For each splicotype group (subgroup of samples that share the same DTU events) $π_{s}, s \in {1, 2, 3, 4, 5}$ , we randomly select 30 DTU genes from set $D$ with replacement to form $D_{π_{s}}$ . This results in a complex and structured partition within $I_{c a s e}$ , where some DTU genes are shared between the five splicotypes while others are unique to a specific splicotype.
For a DTU gene $d_{k} \in D_{π_{s}}$ , let $α_{k}$ be the dominant isoform of $d_{k}$ in $I_{c o n t r o l}$ with $\bar{I F} = u$ , and $β_{k}$ be the least dominant isoform in $I_{c o n t r o l}$ with mean $\bar{I F} = v$ . We switch the dominance status of $a_{k}$ and $β_{k}$ in $I_{c a s e}$ by allowing $I F_{a_{k}, i} = v \pm ϵ$ and $I F_{β_{k}, i} = u \pm ϵ$ for all $i \in D_{π_{s}}$ , where noise parameter $ϵ = 0.05$ .
Within all simulated DTU cases, the original transcript counts for $a_{k}$ and $β_{k}$ are updated by multiplying the gene counts by $I F_{a_{k}, i}$ and $I F_{β_{k}, i}$ , respectively. The gene counts are updated subsequently as the sum of all updated transcript counts, and $I F$ values are calculated once again with equation (1) so that within each gene $I F$ values add up to 1.

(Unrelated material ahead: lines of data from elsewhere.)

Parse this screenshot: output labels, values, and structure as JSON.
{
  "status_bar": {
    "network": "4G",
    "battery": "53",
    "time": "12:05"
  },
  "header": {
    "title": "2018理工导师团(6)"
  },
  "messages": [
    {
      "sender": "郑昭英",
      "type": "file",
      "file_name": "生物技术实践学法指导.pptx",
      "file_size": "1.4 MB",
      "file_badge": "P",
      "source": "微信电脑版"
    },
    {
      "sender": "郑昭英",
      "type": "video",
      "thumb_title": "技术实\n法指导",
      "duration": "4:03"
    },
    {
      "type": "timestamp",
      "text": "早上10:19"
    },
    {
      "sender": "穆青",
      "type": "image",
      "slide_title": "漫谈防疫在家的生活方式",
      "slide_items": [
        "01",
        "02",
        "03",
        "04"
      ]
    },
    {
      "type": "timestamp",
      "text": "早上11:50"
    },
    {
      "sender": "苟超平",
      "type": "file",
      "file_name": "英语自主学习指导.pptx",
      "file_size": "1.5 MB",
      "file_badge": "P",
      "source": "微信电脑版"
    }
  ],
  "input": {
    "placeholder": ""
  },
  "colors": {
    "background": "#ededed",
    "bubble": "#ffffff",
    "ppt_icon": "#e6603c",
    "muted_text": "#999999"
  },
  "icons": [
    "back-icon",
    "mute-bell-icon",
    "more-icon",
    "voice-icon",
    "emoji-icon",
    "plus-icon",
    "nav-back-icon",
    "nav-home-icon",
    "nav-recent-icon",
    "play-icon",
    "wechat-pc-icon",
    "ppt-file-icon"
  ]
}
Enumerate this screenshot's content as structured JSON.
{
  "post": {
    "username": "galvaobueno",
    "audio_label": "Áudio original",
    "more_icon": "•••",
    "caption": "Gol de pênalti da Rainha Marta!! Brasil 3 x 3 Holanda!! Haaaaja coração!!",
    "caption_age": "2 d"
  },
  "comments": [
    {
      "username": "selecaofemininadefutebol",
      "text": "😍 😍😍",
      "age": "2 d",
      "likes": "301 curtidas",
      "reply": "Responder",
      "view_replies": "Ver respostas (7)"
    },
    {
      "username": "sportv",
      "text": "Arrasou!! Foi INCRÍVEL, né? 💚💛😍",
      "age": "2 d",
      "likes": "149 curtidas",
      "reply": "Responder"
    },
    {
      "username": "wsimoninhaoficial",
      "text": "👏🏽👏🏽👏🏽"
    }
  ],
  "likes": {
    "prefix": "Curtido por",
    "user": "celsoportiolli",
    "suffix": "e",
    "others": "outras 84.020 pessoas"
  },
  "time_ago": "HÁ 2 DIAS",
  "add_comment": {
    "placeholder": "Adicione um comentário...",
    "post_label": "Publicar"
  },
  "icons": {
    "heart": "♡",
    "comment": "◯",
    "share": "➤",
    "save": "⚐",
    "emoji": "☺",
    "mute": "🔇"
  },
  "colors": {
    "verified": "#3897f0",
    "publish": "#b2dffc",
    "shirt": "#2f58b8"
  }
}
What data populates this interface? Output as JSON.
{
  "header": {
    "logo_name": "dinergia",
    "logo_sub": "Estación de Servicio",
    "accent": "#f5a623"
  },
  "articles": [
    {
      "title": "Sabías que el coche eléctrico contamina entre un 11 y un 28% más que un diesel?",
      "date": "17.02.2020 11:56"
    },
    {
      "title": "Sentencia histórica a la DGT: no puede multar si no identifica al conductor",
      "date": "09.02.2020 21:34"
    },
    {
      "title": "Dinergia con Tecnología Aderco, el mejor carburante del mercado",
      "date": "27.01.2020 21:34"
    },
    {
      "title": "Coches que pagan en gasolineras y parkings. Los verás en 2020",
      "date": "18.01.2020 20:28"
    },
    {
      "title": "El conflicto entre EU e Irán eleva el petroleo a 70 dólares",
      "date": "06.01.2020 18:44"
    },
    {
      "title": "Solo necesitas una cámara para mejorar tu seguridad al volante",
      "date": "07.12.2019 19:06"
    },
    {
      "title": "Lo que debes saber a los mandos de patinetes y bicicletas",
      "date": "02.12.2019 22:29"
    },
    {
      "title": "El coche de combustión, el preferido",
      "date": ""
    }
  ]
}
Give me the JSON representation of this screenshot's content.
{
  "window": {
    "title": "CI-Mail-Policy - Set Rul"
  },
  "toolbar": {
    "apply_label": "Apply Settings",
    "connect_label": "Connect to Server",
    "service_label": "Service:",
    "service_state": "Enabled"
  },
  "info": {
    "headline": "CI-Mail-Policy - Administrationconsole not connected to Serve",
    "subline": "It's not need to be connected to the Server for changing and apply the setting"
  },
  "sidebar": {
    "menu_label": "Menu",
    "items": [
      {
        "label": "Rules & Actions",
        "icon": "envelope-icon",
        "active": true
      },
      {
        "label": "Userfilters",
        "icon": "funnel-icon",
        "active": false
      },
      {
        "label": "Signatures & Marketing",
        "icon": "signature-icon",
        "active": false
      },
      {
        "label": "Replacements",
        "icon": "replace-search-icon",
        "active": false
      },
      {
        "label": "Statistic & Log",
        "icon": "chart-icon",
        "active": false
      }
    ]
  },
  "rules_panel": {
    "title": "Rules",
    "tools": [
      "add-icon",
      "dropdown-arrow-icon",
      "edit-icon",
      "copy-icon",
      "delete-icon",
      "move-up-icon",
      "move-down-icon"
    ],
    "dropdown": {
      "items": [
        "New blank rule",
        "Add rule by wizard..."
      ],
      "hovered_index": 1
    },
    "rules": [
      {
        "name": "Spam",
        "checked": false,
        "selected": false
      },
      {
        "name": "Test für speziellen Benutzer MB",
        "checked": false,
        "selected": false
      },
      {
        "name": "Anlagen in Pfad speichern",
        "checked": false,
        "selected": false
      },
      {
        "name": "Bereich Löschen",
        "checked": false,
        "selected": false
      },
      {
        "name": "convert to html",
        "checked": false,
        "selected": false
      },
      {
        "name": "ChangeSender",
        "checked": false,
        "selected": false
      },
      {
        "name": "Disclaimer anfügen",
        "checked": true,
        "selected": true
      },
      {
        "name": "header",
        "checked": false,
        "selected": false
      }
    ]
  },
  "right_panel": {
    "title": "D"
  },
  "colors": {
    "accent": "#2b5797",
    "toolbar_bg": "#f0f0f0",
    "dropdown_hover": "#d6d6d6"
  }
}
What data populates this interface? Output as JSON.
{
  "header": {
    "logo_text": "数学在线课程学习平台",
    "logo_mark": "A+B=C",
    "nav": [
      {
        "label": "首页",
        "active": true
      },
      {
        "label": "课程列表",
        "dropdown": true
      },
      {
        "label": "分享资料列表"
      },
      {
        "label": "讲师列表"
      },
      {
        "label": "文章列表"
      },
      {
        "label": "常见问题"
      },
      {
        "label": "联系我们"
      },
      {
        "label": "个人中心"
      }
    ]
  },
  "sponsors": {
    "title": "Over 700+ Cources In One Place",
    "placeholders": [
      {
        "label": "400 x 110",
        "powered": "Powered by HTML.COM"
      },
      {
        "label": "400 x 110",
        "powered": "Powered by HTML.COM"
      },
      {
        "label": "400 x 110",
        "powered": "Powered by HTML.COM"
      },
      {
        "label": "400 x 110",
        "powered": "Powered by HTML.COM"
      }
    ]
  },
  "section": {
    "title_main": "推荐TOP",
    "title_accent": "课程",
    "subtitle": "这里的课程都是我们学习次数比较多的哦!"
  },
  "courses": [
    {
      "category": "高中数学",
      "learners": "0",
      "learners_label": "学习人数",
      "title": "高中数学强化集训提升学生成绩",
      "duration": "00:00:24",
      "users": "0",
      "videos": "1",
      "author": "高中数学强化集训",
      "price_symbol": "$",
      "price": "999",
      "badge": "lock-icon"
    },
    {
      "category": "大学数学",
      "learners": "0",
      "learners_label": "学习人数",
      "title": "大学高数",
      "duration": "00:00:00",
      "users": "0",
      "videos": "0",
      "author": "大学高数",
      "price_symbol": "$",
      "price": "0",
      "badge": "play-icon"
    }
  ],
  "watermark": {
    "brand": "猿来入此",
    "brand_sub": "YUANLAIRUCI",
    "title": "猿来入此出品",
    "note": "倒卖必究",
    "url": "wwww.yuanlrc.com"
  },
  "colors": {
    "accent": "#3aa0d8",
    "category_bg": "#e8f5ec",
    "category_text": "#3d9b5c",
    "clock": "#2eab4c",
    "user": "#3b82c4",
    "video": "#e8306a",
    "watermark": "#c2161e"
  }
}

Addressing confounding variables

After completing the preliminary DTU analysis, the main output of the SPIT pipeline is a binary vector $v_{j}$ for each transcript indicating the presence (1) or absence (0) of a DTU event in each sample in comparison to the control group. Note that $v_{j}$ carries a 0 for all samples of the control group. Moreover, notice that for the transcripts that SPIT reports as significant DTU events, the $v_{j}$ vector represents a partitioning of all samples, case and control, into two groups with relatively high and low $I F_{j}$ values.

In the presence of a confounding effect, this partition of the high and low $I F_{j}$ values can also be achieved via the confounding variable if included in the experimental design. Based on this assumption, SPIT filters out the DTU events with potential confounding effects using a randomforest-based method.

Given a set of covariates $X = \{x_{1}, x_{2}, \dots, x_{k}\}$ , we define a matrix $X_{j}$ for every candidate DTU transcript $j$ such that $X_{j_{i}} = [v_{j_{i}}, x_{1_{i}}, x_{2_{i}}, \dots, x_{k_{i}}]$ for any sample $i$ in either group. We also define a vector $y_{j}$ based on the $I F_{j}$ values such that $y_{j_{i}} = I F_{j_{i}}$ in the same sample order as in $X_{j}$ .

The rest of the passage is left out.